Set up: Place the chairs in parallel lines, 2 feet apart, with the backs of the chairs facing each other. Then thread the streamer or rope back and forth between the chairs, about 18-24 inches off the ground.


Children scoot and slide under the streamers, making sure not to touch or break them.

Change up: Make the course longer. Let children step over and between the streamers rather than going under. Make it harder by having them carry something while they go over the streamers. Change the streamers so that some are lower to the ground and some are higher off the ground. As children go through, they have to decide whether they should go over or under.

#4 Color Touch Ages (Ages 3-6)

Children should know their colors and most of their body parts, as they will work on body and spatial awareness.
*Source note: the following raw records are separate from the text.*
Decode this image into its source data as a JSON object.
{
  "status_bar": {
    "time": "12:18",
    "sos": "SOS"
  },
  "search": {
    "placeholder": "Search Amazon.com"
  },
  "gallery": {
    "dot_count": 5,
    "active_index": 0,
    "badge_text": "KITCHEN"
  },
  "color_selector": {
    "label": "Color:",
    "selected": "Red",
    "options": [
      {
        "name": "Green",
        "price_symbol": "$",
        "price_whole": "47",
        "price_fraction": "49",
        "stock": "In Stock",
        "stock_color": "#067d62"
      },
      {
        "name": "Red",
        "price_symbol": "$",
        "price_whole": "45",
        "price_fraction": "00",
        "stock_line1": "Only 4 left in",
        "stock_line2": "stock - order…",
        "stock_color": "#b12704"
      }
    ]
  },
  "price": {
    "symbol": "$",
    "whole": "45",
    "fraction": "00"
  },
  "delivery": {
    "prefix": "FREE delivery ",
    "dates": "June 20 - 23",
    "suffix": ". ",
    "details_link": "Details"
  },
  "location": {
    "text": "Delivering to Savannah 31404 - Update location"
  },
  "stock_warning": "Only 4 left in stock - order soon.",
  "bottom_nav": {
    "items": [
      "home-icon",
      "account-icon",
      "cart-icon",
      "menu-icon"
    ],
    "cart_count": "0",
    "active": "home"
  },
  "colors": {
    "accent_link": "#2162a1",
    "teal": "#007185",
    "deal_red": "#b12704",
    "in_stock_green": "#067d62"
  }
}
  • Several colors of construction paper, enough for each child to have one of each color

Set up: Scatter the construction paper all around the play space. Choose a starting position for the children to start the game.  


The parent will call out a color and a body part. When the parent says “GO,” children will go put that body part on a spot that is the color. For example, if the parent said “Put your thumb on green — GO,” kids would run to a green piece of construction paper and put their thumb on it. Once everyone finds a green spot for their thumb, you will run back and we will try again. 

Here are some sample commands:

Thumb, green
Elbow, blue
Knee, red
Heel, pink
Ear, yellow
Belly button, orange

Change up: Once they understand the game, remove some of the colors so kids have to share pieces of construction paper. The children will have to negotiate sharing the paper. Children also get a chance to do some deductive reasoning when they realize where the right color spot is because they see their friends gathered around it. 

This game can also be played outside for a bigger aerobic bang for the buck. Choose a starting place, then have children touch everything they can find that is green: a plant, the swing set, a patio chair then return to their starting place.

#5 Swat the Bug Ages (Ages 2-7)

Kids will work on eye-hand coordination while getting aerobic.


  • One paper plate per child  
  • Enough string or yarn to connect to the plate so that the child can drag it on the ground 
  • One half pool noodle
  • Cardboard gift wrap tube or paper towel tube per child


Have children draw bugs on either side of a paper plate then punch a hole along one edge. Thread the yarn or string through the hole and tie securely. The string should be long enough that the child can drag the plate on the floor. Start the game with the parent pulling the paper plate and the child using the noodle or cardboard tube, to “swat” the bug by hitting the paper plate with the noodle or cardboard tube. Then switch jobs, allowing the child to pull the “bug” around while the parent “swats.”